Leadership Summit Session Two :: Jim Collins

  • Good is the enemy of the great.
  • Greatness is not largely a matter of circumstance, but of conscience choice and discipline.
  • How do great companies fall from great, to mediocre, to irrelevant, to gone?
  • If great companies can fall, than anyone can fall; no one and nothing is immune.
  • The great fall through a series of stages; you can be sick on the inside but still look strong on the outside.
  • The beginning of a fall is harder to detect early but easier to remedy.  It is easier to detect later but harder to remedy.
  • Here are the series of stages of decline for an organization.  Each stage is self-inflicted - not what is done to you, but what you do to yourself:

  • Stage 1: Hubris born of success
  • We neglect our primary flywheel and primary calling, fail to renew it.  We believe that because our intentions are good and noble, that our decisions are necessarily good.  However, bad decisions with good intentions are still bad decisions.
  • The remedy: good leaders who know that it's not about them, and who never give up.
  • These leaders are level 5 leaders - people who are not simply charismatic, but humble.  Not a soft humility, but a humility born of a burning passion to do whatever it takes to support and live by the values.
  • Without the level 5 leaders, we are dangerously exposed to hubris.

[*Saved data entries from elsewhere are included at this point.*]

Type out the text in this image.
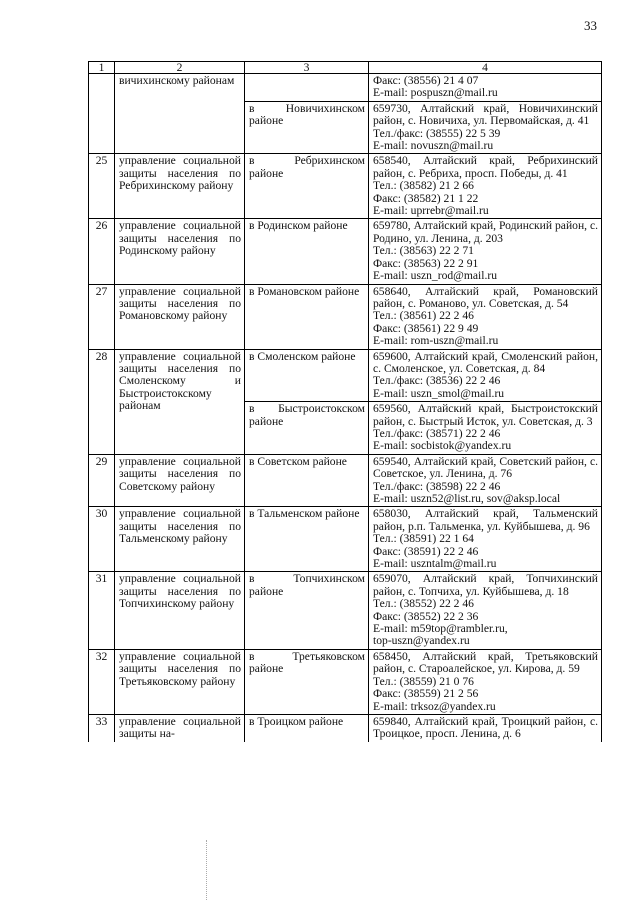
33
1	2	3	4
	вичихинскому районам		Факс: (38556) 21 4 07
E-mail: pospuszn@mail.ru

		в Новичихинском районе	659730, Алтайский край, Новичихинский район, с. Новичиха, ул. Первомайская, д. 41
Тел./факс: (38555) 22 5 39
E-mail: novuszn@mail.ru

25	управление социальной защиты населения по Ребрихинскому району	в Ребрихинском районе	658540, Алтайский край, Ребрихинский район, с. Ребриха, просп. Победы, д. 41
Тел.: (38582) 21 2 66
Факс: (38582) 21 1 22
E-mail: uprrebr@mail.ru

26	управление социальной защиты населения по Родинскому району	в Родинском районе	659780, Алтайский край, Родинский район, с. Родино, ул. Ленина, д. 203
Тел.: (38563) 22 2 71
Факс: (38563) 22 2 91
E-mail: uszn_rod@mail.ru

27	управление социальной защиты населения по Романовскому району	в Романовском районе	658640, Алтайский край, Романовский район, с. Романово, ул. Советская, д. 54
Тел.: (38561) 22 2 46
Факс: (38561) 22 9 49
E-mail: rom-uszn@mail.ru

28	управление социальной защиты населения по Смоленскому и Быстроистокскому районам	в Смоленском районе	659600, Алтайский край, Смоленский район, с. Смоленское, ул. Советская, д. 84
Тел./факс: (38536) 22 2 46
E-mail: uszn_smol@mail.ru

		в Быстроистокском районе	659560, Алтайский край, Быстроистокский район, с. Быстрый Исток, ул. Советская, д. 3
Тел./факс: (38571) 22 2 46
E-mail: socbistok@yandex.ru

29	управление социальной защиты населения по Советскому району	в Советском районе	659540, Алтайский край, Советский район, с. Советское, ул. Ленина, д. 76
Тел./факс: (38598) 22 2 46
E-mail: uszn52@list.ru, sov@aksp.local

30	управление социальной защиты населения по Тальменскому району	в Тальменском районе	658030, Алтайский край, Тальменский район, р.п. Тальменка, ул. Куйбышева, д. 96
Тел.: (38591) 22 1 64
Факс: (38591) 22 2 46
E-mail: uszntalm@mail.ru

31	управление социальной защиты населения по Топчихинскому району	в Топчихинском районе	659070, Алтайский край, Топчихинский район, с. Топчиха, ул. Куйбышева, д. 18
Тел.: (38552) 22 2 46
Факс: (38552) 22 2 36
E-mail: m59top@rambler.ru,
top-uszn@yandex.ru

32	управление социальной защиты населения по Третьяковскому району	в Третьяковском районе	658450, Алтайский край, Третьяковский район, с. Староалейское, ул. Кирова, д. 59
Тел.: (38559) 21 0 76
Факс: (38559) 21 2 56
E-mail: trksoz@yandex.ru

33	управление социальной защиты на-	в Троицком районе	659840, Алтайский край, Троицкий район, с. Троицкое, просп. Ленина, д. 6
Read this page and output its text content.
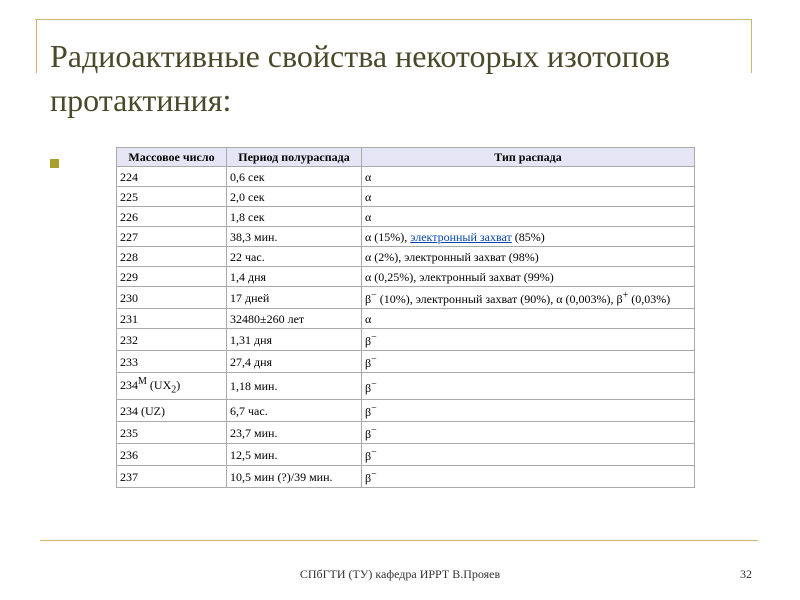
Радиоактивные свойства некоторых изотопов протактиния:
Массовое число	Период полураспада	Тип распада
224	0,6 сек	α
225	2,0 сек	α
226	1,8 сек	α
227	38,3 мин.	α (15%), электронный захват (85%)
228	22 час.	α (2%), электронный захват (98%)
229	1,4 дня	α (0,25%), электронный захват (99%)
230	17 дней	β− (10%), электронный захват (90%), α (0,003%), β+ (0,03%)
231	32480±260 лет	α
232	1,31 дня	β−
233	27,4 дня	β−
$234^M$ $(UX_2)$	1,18 мин.	β−
234 (UZ)	6,7 час.	β−
235	23,7 мин.	β−
236	12,5 мин.	β−
237	10,5 мин (?)/39 мин.	β−
СПбГТИ (ТУ) кафедра ИРРТ В.Прояев	32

  • Stage 2: Undisciplined pursuit of more
  • The mighty don't fall because they are unwilling to change; they fall because they reach too far.  They try to expand too much.  They try to deliver without excellence.  They give themselves permission to grow without having the right people in the right areas.
  • You have to regulate growth by sticking to having fantastic people in all of the key seats.  If not, you have you resist growth until you have them there.  Don't figure out where to drive until you've got the right people in the right spot.

  • Stage 3: Denial of risk and peril 
  • You are getting negative feedback, but either choose to ignore it or underestimate it.
  • You must never confuse faith and facts.  You must embrace both, but not confuse them.  You should have faith, but also be willing to confront the most brutal facts.  
  • Sometimes unanchored optimism masquerades as faith.

  • Stage 4: Grasping for salvation (where the fall actually begins and is felt/visible)
  • When you are confronted with the reality of a decline, you look for a silver bullet.
  • 90% of the great companies got their CEO from within.  2/3 of the comparison companies got them from without.
  • Greatness is never a singular event; it is a cumulative process.  You have disciplined people engaging in disciplined thought taking disciplined action making decisions that are consistent with your values... turn upon turn, like a flywheel.
  • It is possible to get into the later stages of stage 4, and come back.

  • Stage 5: Capitulation to irrelevance or death
  • At this point, you've squandered all of your various types of capital, and have run out of options.

Why in the face of all of the demise and destruction do some companies remain strong - built to last?
  • Because they had a reason to endure the struggle - beyond success, money, etc.  
  • They have answered the question: "What would be lost if we disappeared?"
  • Their purpose is rooted in their core values, not just in their business models and strategies.  Their power is derived from their values.  They separate their values from how they do things.
  • They recognize that the signature of mediocrity isn't an unwillingness to change; it is inconsistency.  Their leaders embrace the genius of the "and".  They entertain two seemingly competing ideas and hold them in healthy in tension.  They stay true to their values but are willing to change their practices.

Specific "to-do's":
  • Do your diagnostics (www.jimcollins.com).  Self-assess and confront the brutal facts.
  • Count your blessings - literally - in a spreadsheet.  When we begin to account for all of the good things that have happened to us that we did not cause, it is humbling.
  • What is your questions to statements ratio, and can you double it in the next year (1:1 to 2:1)?  Great leaders don't know all of the answers; they ask the right questions.  Invest more in being interested than interesting.
  • Answer the question: "How many key seats do you have on your bus, who is in those seats currently/how many are empty, and what is your plan to fill those seats?"
  • Do your teams on the way up/on the way down diagnostic.
  • With your right team assembled, create an inventory of the brutal facts.
  • A culture of disciplined people begins with what we have the discipline not to start doing, but to stop doing.
  • Define results, and show clicks on the flywheel.  How can you demonstrate what they are?
  • Double your reach to young people by changing your practices without changing your core values.
  • Set a BHAG (Big Hairy Audacious Goal) to remind you of the idea that your work is never done.

It is one thing to suffer a defeat; it is another to give up on the values for which you've struggled.